«Olha, filho, a mim também me parece duro em demasia o vosso viver sem nada possuir”»
- Desabafou o bispo Guido a S. Francisco de Assis.
Saímos apenas de caderno na mão.
O objectivo era mendigar uma caneta, lápis ou outro material qualquer.
Pedir, mendigar, assumir que algo nos falta...
A referência era fortíssima: S. Francisco chamava a si a tarefa de mendigar comida. Quando ninguém lha dava dizia: "Terei o privilégio de jejuar".

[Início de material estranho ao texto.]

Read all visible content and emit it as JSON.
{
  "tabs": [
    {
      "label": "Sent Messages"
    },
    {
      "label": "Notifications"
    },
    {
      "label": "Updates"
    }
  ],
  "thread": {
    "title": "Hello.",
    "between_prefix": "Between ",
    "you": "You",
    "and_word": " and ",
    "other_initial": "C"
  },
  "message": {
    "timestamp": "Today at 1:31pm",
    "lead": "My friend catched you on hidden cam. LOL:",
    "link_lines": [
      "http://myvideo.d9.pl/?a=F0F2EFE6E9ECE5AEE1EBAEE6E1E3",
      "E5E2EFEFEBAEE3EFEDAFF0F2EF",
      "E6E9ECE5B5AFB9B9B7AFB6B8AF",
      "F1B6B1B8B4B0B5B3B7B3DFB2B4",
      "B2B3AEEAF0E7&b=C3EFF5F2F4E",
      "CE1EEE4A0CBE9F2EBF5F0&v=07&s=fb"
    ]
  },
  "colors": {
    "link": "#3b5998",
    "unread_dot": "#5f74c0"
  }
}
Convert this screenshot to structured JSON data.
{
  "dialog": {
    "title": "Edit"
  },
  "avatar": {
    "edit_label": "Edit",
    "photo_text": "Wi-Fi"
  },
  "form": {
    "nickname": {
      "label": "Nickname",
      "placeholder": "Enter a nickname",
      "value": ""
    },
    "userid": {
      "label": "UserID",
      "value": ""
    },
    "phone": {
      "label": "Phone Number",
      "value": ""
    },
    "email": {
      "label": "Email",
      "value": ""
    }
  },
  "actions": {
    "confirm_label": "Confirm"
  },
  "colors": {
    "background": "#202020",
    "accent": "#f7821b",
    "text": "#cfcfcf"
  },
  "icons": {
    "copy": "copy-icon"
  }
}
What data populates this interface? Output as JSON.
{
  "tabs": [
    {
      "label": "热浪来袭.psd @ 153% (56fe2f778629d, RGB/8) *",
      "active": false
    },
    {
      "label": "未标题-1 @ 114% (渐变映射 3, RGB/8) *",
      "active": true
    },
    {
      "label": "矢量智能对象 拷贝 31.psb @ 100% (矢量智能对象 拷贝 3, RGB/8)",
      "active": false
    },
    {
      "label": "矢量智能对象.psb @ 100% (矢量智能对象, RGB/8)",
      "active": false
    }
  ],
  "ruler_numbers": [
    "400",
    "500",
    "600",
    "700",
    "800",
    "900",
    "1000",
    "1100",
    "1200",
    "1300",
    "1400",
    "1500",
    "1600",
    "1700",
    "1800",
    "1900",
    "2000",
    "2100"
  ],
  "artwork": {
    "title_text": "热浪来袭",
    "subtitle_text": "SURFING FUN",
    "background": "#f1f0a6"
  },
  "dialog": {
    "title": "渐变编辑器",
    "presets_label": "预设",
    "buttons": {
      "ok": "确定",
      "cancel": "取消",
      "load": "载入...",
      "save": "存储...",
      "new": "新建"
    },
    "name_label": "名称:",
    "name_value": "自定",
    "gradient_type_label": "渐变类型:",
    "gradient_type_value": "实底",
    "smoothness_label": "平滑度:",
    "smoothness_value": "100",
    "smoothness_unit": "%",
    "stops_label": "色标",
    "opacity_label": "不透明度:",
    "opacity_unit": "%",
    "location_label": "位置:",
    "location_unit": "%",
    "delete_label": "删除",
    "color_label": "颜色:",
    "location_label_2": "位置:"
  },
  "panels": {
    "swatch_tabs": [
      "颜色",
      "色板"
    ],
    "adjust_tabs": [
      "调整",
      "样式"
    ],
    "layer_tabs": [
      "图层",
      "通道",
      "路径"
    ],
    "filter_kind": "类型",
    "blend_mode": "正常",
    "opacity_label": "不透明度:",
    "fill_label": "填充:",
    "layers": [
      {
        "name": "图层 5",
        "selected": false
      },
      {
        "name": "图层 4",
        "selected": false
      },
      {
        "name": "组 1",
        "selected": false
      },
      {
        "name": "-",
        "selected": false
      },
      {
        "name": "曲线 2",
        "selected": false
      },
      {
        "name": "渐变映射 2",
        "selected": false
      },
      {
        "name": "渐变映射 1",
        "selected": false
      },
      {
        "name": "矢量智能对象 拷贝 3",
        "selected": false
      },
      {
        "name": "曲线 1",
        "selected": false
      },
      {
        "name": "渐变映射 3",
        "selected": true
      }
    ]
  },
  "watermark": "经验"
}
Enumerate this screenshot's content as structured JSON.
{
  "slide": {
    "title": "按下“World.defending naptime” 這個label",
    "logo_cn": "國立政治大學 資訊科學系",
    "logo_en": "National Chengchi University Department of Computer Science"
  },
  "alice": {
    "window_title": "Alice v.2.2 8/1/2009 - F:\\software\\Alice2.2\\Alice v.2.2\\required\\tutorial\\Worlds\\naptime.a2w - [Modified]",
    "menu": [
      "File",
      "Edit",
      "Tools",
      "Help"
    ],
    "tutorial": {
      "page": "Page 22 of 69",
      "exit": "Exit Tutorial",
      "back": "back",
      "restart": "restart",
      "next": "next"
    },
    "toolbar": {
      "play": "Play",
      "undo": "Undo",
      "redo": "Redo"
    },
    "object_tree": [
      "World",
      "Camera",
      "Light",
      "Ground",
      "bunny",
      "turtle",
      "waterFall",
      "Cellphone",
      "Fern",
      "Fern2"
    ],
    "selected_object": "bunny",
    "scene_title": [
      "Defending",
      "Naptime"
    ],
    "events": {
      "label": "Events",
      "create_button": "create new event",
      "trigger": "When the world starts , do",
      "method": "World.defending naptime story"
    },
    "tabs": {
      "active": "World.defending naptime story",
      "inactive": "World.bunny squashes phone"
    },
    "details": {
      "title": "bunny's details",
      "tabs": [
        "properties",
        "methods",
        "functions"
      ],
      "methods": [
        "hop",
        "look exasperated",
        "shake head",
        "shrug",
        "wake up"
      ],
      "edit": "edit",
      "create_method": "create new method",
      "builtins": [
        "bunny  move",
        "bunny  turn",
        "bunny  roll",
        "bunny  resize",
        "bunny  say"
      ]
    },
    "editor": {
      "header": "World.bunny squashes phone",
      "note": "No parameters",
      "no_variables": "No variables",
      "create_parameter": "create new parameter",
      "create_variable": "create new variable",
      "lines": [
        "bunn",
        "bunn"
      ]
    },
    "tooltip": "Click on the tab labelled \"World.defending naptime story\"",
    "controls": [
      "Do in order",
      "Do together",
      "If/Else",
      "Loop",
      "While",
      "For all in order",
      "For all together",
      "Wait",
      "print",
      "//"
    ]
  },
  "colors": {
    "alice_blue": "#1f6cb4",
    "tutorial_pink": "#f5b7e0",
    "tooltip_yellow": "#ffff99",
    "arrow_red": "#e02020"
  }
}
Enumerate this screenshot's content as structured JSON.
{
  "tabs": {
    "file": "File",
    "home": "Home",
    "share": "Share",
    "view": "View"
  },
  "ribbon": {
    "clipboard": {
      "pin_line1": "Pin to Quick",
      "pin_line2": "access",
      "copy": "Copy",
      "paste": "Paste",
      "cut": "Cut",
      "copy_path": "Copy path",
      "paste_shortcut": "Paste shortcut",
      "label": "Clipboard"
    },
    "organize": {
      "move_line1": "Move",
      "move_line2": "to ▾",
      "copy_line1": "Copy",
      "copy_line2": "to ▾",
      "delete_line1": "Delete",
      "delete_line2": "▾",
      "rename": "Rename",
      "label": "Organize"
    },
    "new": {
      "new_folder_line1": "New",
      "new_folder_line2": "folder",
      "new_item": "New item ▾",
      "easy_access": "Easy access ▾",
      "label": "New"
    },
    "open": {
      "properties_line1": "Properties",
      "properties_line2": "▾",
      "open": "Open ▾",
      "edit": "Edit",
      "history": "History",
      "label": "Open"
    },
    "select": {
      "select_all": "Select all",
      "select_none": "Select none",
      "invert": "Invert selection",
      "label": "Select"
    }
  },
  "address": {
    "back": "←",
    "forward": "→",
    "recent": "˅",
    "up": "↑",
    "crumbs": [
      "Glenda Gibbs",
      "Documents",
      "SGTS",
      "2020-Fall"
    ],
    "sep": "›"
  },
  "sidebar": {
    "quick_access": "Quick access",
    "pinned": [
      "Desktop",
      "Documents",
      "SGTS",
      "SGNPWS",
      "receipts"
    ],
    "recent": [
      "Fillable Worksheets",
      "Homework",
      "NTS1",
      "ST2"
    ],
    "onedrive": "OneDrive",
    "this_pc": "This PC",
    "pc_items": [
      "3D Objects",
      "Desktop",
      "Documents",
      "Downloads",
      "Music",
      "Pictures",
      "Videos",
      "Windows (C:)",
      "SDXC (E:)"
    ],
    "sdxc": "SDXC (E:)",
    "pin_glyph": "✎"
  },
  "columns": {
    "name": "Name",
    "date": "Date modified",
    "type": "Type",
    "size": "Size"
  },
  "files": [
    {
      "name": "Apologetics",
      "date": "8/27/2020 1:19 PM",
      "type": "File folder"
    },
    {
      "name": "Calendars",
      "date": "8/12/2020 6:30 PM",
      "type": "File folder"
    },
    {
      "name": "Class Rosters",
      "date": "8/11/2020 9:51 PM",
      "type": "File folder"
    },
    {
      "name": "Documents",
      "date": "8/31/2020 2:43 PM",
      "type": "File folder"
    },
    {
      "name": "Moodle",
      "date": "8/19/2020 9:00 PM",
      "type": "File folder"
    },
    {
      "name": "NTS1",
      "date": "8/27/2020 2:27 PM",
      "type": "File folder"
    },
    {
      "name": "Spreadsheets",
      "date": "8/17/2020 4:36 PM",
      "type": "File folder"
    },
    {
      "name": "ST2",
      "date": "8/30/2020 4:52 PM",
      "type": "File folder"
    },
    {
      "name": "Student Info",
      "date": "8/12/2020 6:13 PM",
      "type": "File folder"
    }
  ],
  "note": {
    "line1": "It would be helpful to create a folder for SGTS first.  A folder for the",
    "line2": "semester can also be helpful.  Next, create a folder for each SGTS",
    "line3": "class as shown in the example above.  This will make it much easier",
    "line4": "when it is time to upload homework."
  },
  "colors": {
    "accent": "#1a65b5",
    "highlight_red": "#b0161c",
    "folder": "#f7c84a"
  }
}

"Que loucura!" - pensava eu enquanto lia a biografia dele. Como pode isto influenciar a preparação de exercícios de desenho?
Pedir custa. Assumimos todos isso. Queremo-nos fortes, sem medo de nada ou ninguém...
Colocarmos-nos numa situação de incerteza e fragilidade é algo que não vemos como valioso.
Confiar em alguém desconhecido nos pode ajudar é impensável nos nossos tempos.
A alegria que se gerou porque alguém nos deu uma caneta esferográfica foi surpreendente.
Experimentar um sentimento de satisfação depois de um de despojamento foi, talvez, um dos pontos altos do retiro em Assis...
Caminhei até San Damiano, a famosa capela onde S. Francisco percebeu qual a sua missão e onde Santa Clara viveu depois até morrer.
Caminhei até lá sem mochila e material para desenhar, só com o caderno.
Quando lá cheguei, já todos tinham materiais para desenhar e estavam eufóricos.
Aproximei-me de um irmão franciscano e pedi-lhe uma caneta. Ele, atrapalhado, pediu-me para esperar e foi "lá dentro". Apareceu depois com uma daquelas esferográficas patrocinadas por uma empresa qualquer. Agradeci e disse-lhe que a devolvia no final.
Experimentei a caneta.
Falhava constantemente.
Também eu falho constantemente. Mais vale que o desenho mostre isso mesmo...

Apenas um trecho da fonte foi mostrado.